Si vous aviez la foi


6 OCTOBRE 2019

dimanche, 27ème Semaine du Temps Ordinaire — Année C - de la Férie
Première lecture« Le juste vivra par sa fidélité »Ha 1, 2-3 ; 2, 2-4
Psaume Aujourd’hui, ne fermez pas votre cœur, mais écoutez la voix du Seigneur ! Ps 94 (95), 1-2, 6-7...
Deuxième lecture« N’aie pas honte de rendre témoignage à notre Seigneur »2 Tm 1, 6-8.13-14
Évangile« Si vous aviez de la foi ! »Lc 17, 5-10


Mes chères sœurs, chers frères et sœurs,

« Si vous aviez de la foi, gros comme une graine de moutarde, vous auriez dit à l’arbre que voici : ‘Déracine-toi et va te planter dans la mer’, et il vous aurait obéi. »
Comment avons-nous réagi ou réagissons-nous en entendant ce passage d’Évangile ? A l’heure de l’ouverture du synode sur l’Amazonie, alors que le Pape a planté un arbre dans les jardins du Vatican avec des indiens, et où nous forêts souffrent de la sécheresse, l’image est plus délicate à manier. Les amateurs d’Astérix et d’Obélix qui restent toujours jeunes se souviennent du vol gracieux de chênes bretons allant se planter sur le navire de quelques pirates égarés. Il est vrai que ces opérations se réduisent beaucoup dans les derniers albums.

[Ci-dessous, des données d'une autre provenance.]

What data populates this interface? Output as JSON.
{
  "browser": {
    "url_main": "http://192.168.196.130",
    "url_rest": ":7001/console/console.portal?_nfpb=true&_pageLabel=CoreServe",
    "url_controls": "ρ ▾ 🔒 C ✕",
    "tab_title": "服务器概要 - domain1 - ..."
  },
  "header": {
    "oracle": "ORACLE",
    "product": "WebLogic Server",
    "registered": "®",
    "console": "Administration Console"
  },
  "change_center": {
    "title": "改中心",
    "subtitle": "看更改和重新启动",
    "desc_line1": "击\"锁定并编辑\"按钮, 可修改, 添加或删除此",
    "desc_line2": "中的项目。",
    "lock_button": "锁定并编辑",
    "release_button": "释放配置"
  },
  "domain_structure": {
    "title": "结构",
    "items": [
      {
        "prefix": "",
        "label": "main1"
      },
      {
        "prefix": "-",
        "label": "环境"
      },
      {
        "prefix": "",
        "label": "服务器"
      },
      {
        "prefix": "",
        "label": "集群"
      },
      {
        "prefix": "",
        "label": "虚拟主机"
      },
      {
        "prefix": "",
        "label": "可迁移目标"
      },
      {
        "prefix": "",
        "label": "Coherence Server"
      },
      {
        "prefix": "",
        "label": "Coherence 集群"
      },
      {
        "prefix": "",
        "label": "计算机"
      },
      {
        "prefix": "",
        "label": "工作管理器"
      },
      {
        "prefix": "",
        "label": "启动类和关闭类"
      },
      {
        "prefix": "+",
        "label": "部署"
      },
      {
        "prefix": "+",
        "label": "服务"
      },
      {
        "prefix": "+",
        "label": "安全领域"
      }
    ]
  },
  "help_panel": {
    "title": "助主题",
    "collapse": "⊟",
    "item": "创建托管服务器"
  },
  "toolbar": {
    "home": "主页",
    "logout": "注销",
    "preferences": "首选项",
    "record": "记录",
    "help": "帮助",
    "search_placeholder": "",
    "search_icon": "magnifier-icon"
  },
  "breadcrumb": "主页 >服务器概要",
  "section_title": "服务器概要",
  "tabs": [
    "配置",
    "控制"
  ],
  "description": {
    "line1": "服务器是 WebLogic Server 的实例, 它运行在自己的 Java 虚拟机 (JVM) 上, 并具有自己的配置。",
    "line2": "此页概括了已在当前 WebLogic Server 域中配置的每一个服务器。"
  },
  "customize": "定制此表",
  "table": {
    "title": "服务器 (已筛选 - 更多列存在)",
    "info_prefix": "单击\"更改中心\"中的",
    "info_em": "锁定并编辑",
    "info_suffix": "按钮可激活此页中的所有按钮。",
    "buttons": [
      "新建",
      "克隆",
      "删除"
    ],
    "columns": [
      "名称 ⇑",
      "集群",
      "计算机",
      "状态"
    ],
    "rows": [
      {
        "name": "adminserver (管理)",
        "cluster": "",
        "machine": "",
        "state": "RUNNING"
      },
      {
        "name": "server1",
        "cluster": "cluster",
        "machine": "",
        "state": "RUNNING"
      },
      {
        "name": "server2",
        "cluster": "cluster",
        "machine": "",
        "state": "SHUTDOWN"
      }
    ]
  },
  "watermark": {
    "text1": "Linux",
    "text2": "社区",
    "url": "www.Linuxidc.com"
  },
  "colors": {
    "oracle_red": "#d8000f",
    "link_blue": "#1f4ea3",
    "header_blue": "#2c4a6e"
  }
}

En ces temps où l’accent est mis sur l’écologie, vous me permettez un peu de botanique biblique. Que nous dit le texte dans le grec ? Le Seigneur fait référence d’abord au grain de moutarde, que nous retrouvons dans une autre parabole. La deuxième plante, le grand arbre, est plus spécifiquement un mûrier, et même un mûrier noir dont on utilisait le fruit pour faire des confitures. Il paraît qu’on en donnait aussi aux éléphants, mêlé à du vin pour les stimuler au combat…. Cet arbre est mentionné au moins à deux reprises dans la Bible.

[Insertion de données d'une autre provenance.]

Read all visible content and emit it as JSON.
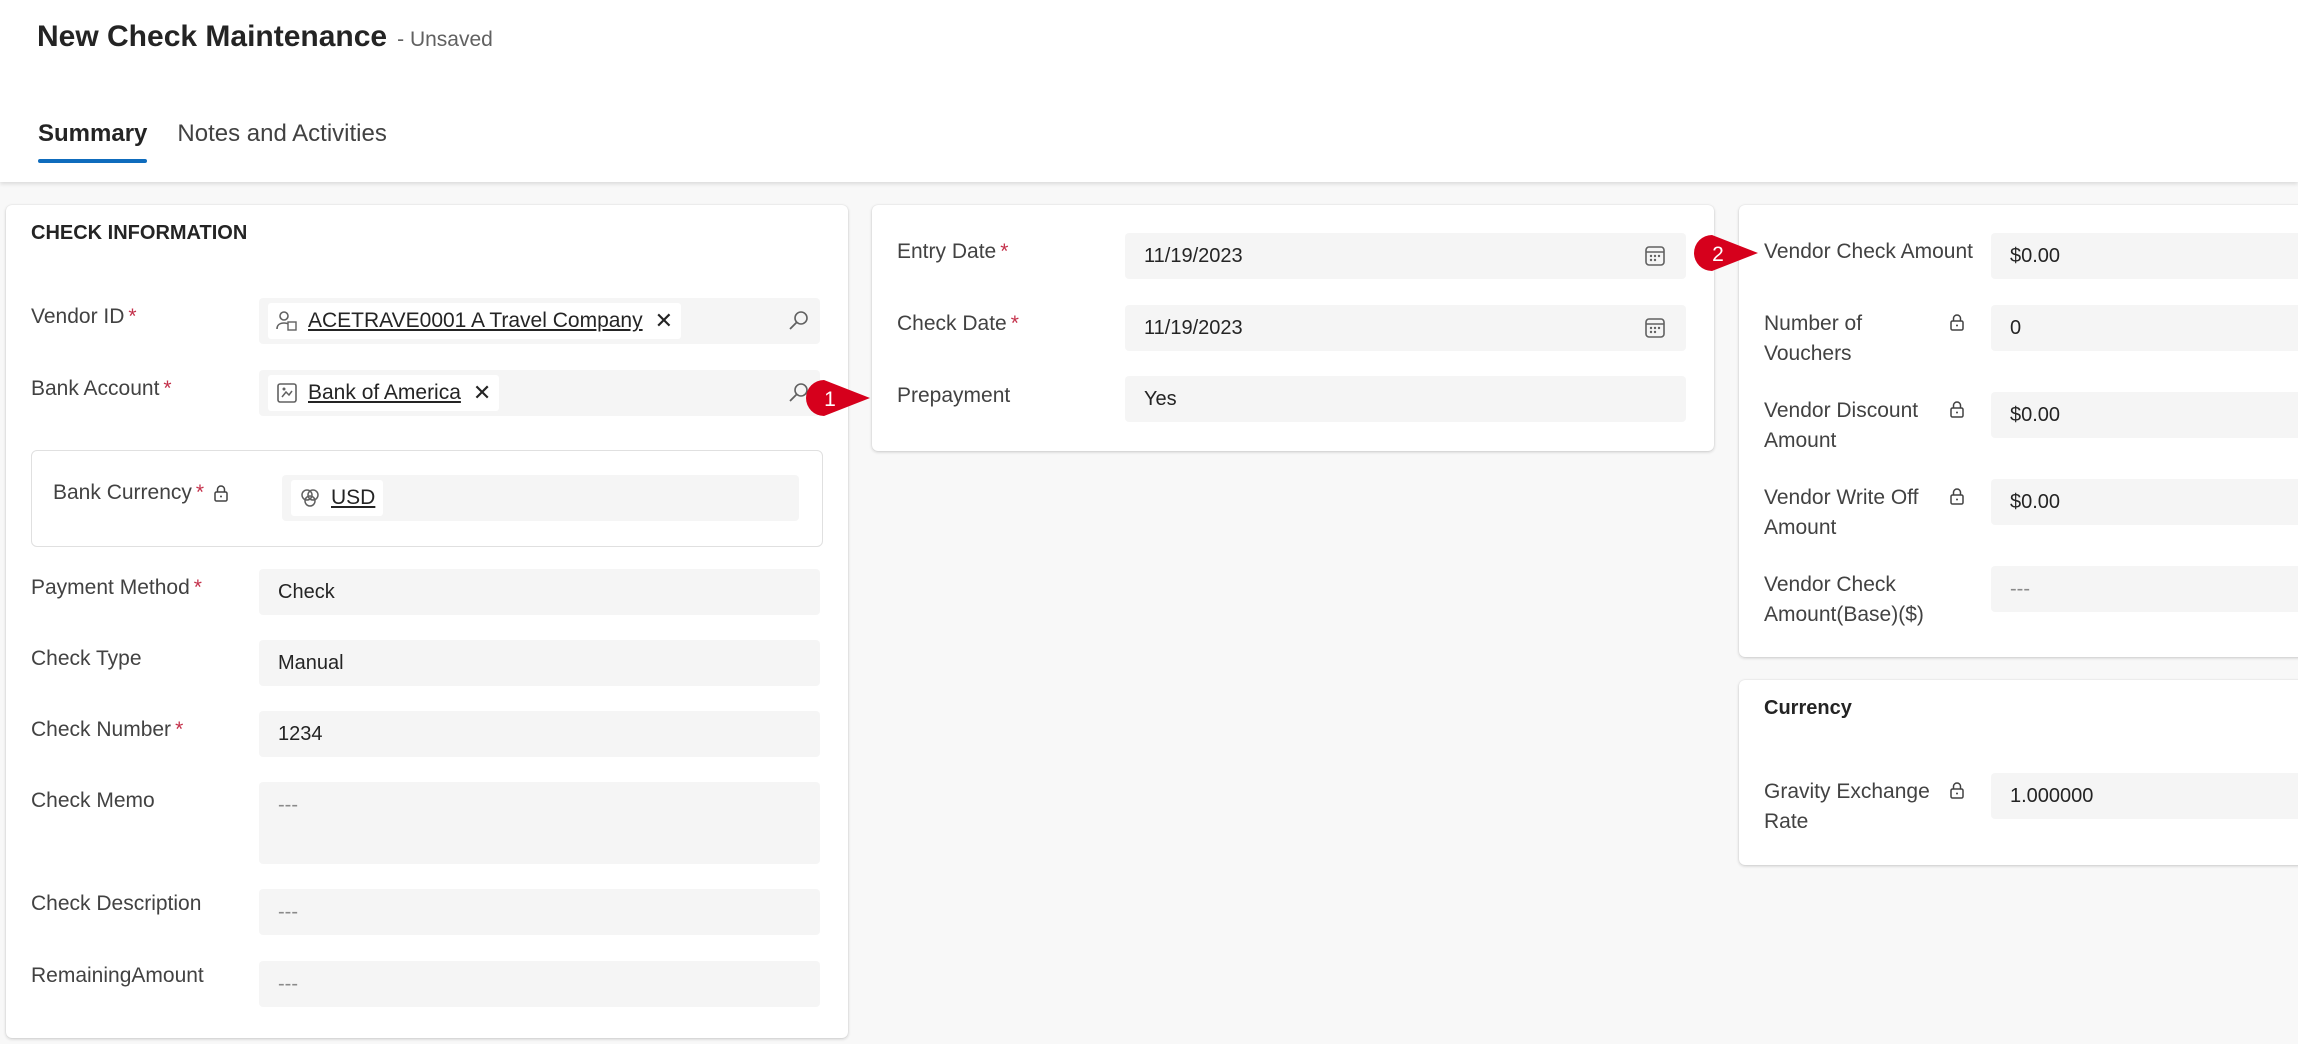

Dans le même ordre d’images utilisées par le Seigneur, saint Marc en a une encore plus forte en parlant d’une montagne qui se jette dans la mer avec un peu de foi Mc 11,24. L’apocalypse mentionne une montagne de feu précipitée dans la mer (Apoc 8,8).
Pour en venir au symbole, la Bible de Jérusalem à la suite des pères, nous dit que le mûrier est le signe du péché. La foi peut déraciner cette espèce sauvage, solide, aux fruits noirs comme les ténèbres, et aux épines tordues pour l’envoyer dans la mer. Il s’agit de l’interprétation de S. Jean Chrysostome.

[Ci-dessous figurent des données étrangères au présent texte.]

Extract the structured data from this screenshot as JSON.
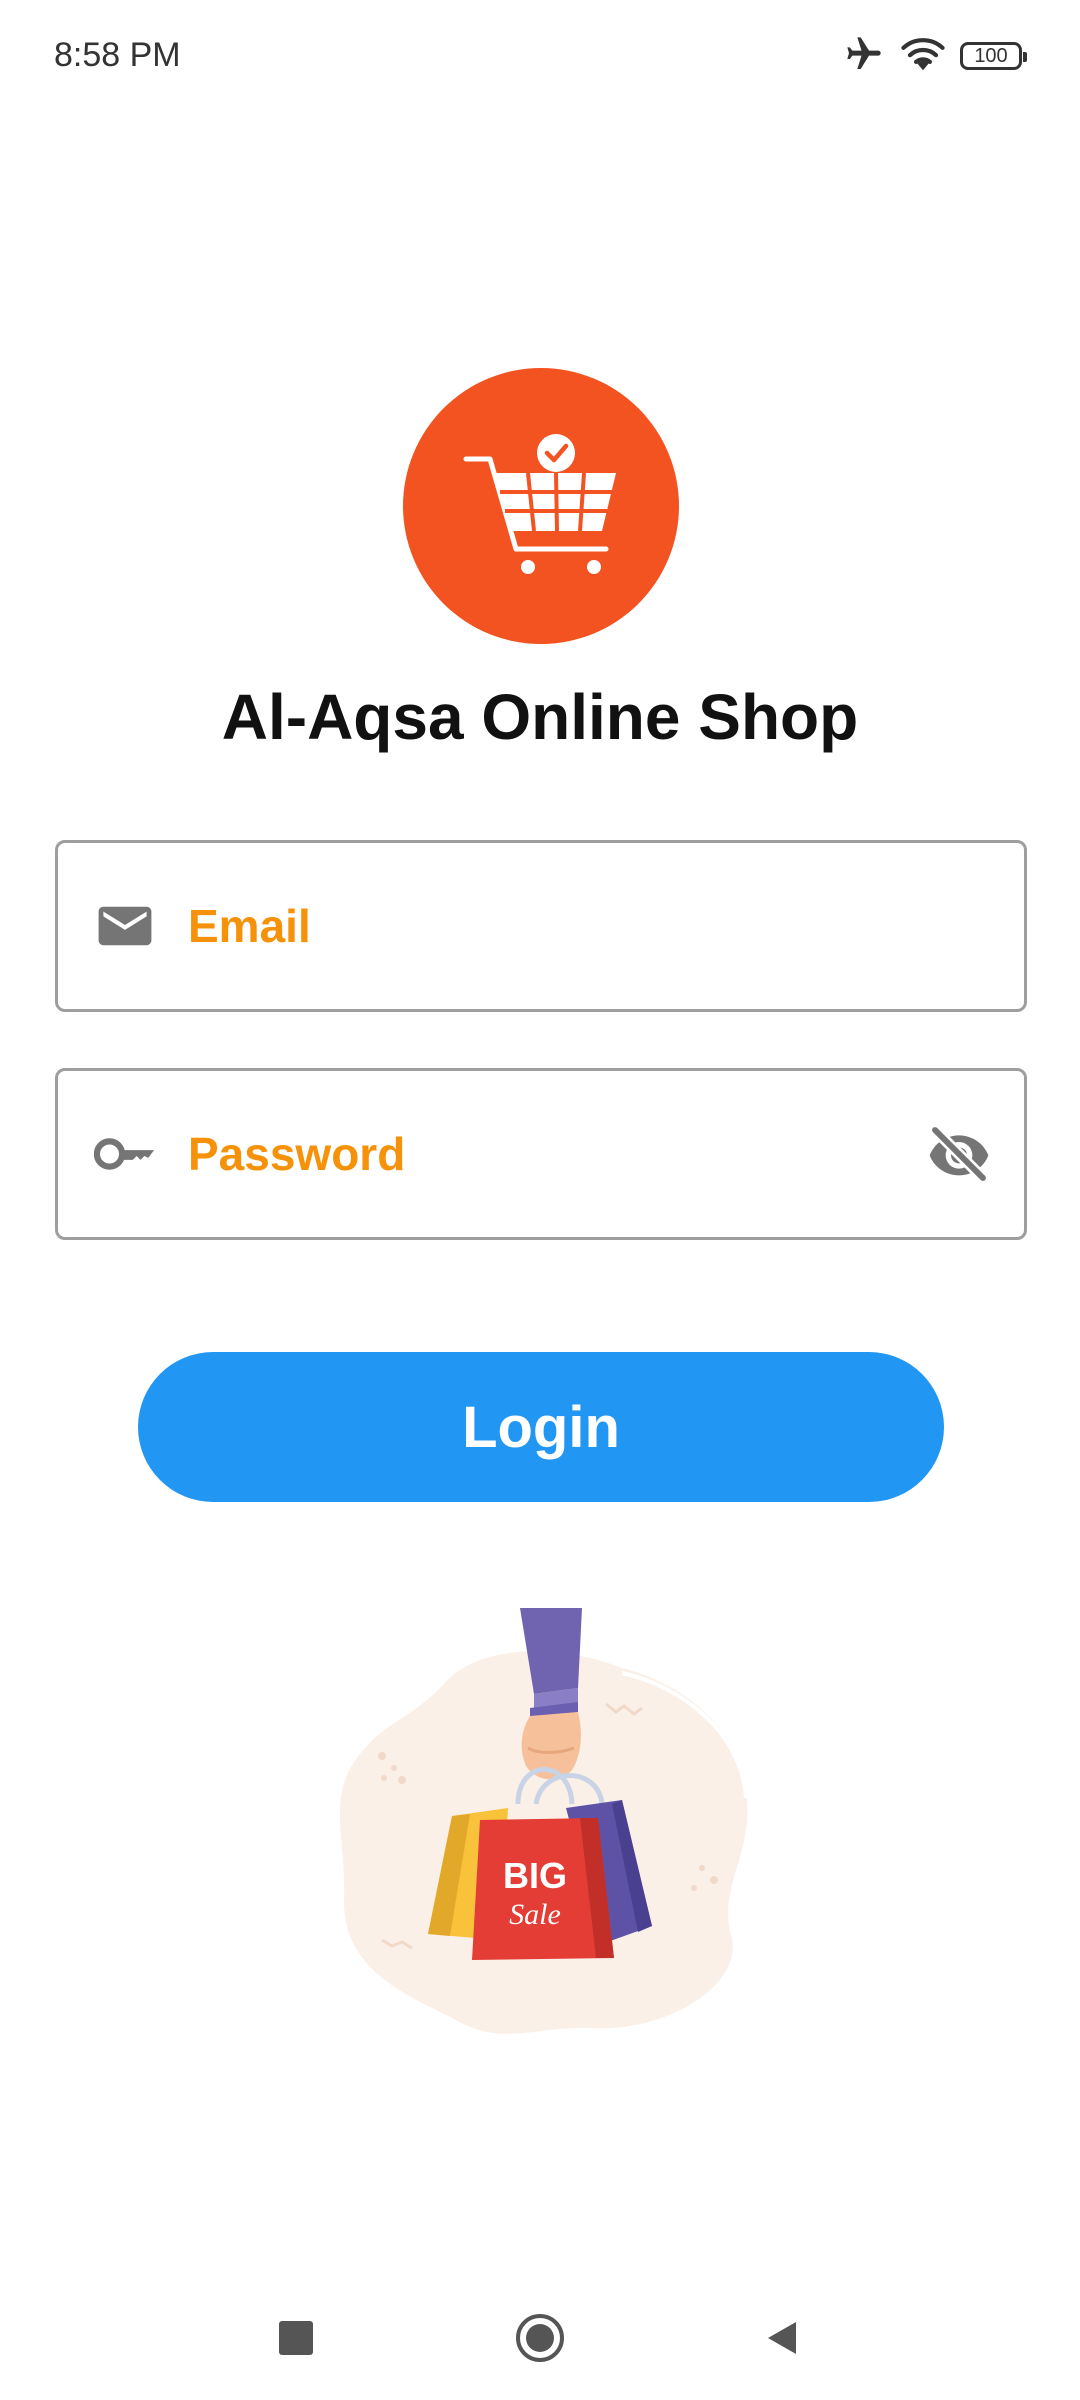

Les images sont utilisées diversement. Saint Augustin y voit l’Evangile de la Croix de Notre-Seigneur, le bois où ses blessures sont comme autant de fruits, empourprés de son sang, qui doivent nourrir les nations et qui sera déraciné pour être transféré à toutes les nations. Nous pourrions pousser l’image et dire qu’il devient le mat du bateau de l’Église.
Vous voyez que les voies qui mènent à la connaissance du Seigneur sont variées et diverses.
Quittons les sentiers botaniques pour les chemins de la foi.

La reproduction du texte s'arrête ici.